Sólo Cristo disipó las tinieblas del mundo (del Pregón Pascual) y ha roto todas las ataduras que, como a Lázaro amortajado y vendado, tenían inmóvil y en podredumbre al hombre: “¿Quién me librará de este cuerpo que me lleva a la muerte?” (Rm 7,24). Él es el “Ab-soluto”, el totalmente libre de cualquier ligadura: todos los demás pasaron y han acabado su turno en el devenir histórico; sólo Él permanece, porque es “el que es, el que era y el que ha de venir” (Ap 1,4). Por eso queda constituido “Rey de reyes y Señor de los señores” (Ap 17,14), “con un Nombre sobre todo nombre, de modo que al nombre de Jesús, toda rodilla se doble en los cielos, en la tierra y en los abismos” (Flp 2,9-11).
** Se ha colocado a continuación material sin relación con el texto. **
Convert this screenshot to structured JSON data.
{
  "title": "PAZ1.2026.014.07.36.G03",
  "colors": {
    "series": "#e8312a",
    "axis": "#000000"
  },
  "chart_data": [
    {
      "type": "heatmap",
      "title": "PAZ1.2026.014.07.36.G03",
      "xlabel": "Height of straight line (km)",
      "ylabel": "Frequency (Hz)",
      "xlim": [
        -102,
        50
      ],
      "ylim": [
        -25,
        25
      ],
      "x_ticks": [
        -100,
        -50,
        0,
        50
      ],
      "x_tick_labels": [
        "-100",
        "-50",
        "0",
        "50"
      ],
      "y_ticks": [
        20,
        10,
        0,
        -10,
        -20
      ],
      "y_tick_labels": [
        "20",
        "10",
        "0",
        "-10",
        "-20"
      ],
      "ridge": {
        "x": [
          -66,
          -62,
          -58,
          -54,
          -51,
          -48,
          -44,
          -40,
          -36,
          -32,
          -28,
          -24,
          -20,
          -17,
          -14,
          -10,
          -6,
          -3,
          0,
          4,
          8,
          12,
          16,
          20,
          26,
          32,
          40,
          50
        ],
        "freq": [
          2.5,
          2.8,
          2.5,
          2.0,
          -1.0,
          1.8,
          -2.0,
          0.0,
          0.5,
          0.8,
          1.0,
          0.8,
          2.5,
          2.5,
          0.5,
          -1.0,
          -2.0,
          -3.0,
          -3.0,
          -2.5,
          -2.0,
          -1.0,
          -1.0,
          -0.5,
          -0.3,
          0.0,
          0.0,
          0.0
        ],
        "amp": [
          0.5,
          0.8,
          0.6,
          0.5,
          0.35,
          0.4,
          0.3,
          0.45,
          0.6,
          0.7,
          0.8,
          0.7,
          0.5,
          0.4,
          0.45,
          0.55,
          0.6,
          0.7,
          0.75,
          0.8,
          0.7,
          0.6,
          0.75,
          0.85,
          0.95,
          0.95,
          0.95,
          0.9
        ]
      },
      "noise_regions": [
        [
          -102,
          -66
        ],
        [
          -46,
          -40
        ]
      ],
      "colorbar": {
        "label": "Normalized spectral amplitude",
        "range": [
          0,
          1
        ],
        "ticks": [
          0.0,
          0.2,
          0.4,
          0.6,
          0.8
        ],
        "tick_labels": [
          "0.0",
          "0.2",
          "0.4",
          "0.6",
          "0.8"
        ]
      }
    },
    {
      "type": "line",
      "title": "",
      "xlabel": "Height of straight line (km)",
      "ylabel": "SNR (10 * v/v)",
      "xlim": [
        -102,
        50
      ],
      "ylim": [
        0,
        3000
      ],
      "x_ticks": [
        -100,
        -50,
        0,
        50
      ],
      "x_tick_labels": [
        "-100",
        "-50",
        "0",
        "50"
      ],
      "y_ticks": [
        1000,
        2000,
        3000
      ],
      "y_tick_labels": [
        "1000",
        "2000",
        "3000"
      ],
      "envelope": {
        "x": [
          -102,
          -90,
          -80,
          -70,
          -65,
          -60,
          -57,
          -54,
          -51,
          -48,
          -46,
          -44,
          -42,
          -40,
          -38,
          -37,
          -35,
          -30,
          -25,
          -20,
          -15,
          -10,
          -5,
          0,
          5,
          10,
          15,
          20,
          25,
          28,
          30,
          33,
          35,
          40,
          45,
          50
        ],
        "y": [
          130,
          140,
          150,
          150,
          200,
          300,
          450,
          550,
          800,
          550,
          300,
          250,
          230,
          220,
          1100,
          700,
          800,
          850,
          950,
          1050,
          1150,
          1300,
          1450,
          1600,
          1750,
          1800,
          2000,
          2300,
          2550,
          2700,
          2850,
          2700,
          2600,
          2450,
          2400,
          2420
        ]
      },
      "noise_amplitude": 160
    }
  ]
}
Su señorío no es de dominio servil y ciego acatamiento, sino que nace del más absoluto de los servicios —servir es reinar—, porque sólo Él ha sido capaz de ponerse a nuestra altura, es decir, se abajó hasta nosotros (al revés que los “Grandes” del mundo, que se encumbran por encima de todos) para ponerse a nuestro servicio y elevar nuestra pobre vida y nuestra triste muerte a la vida eterna por su resurrección.
Ahora sí, ahora podemos completar la cita del inicio, la respuesta de Jesús a Marta, una de las hermanas de Lázaro, antes del milagro de su vuelta a la vida: “Yo soy la Resurrección y la Vida. El que cree en mí, aunque muera vivirá; y todo el que vive y cree en mí, no morirá jamás” (Jn 11,25-26). Este es el sentido de la Fiesta de Cristo Rey.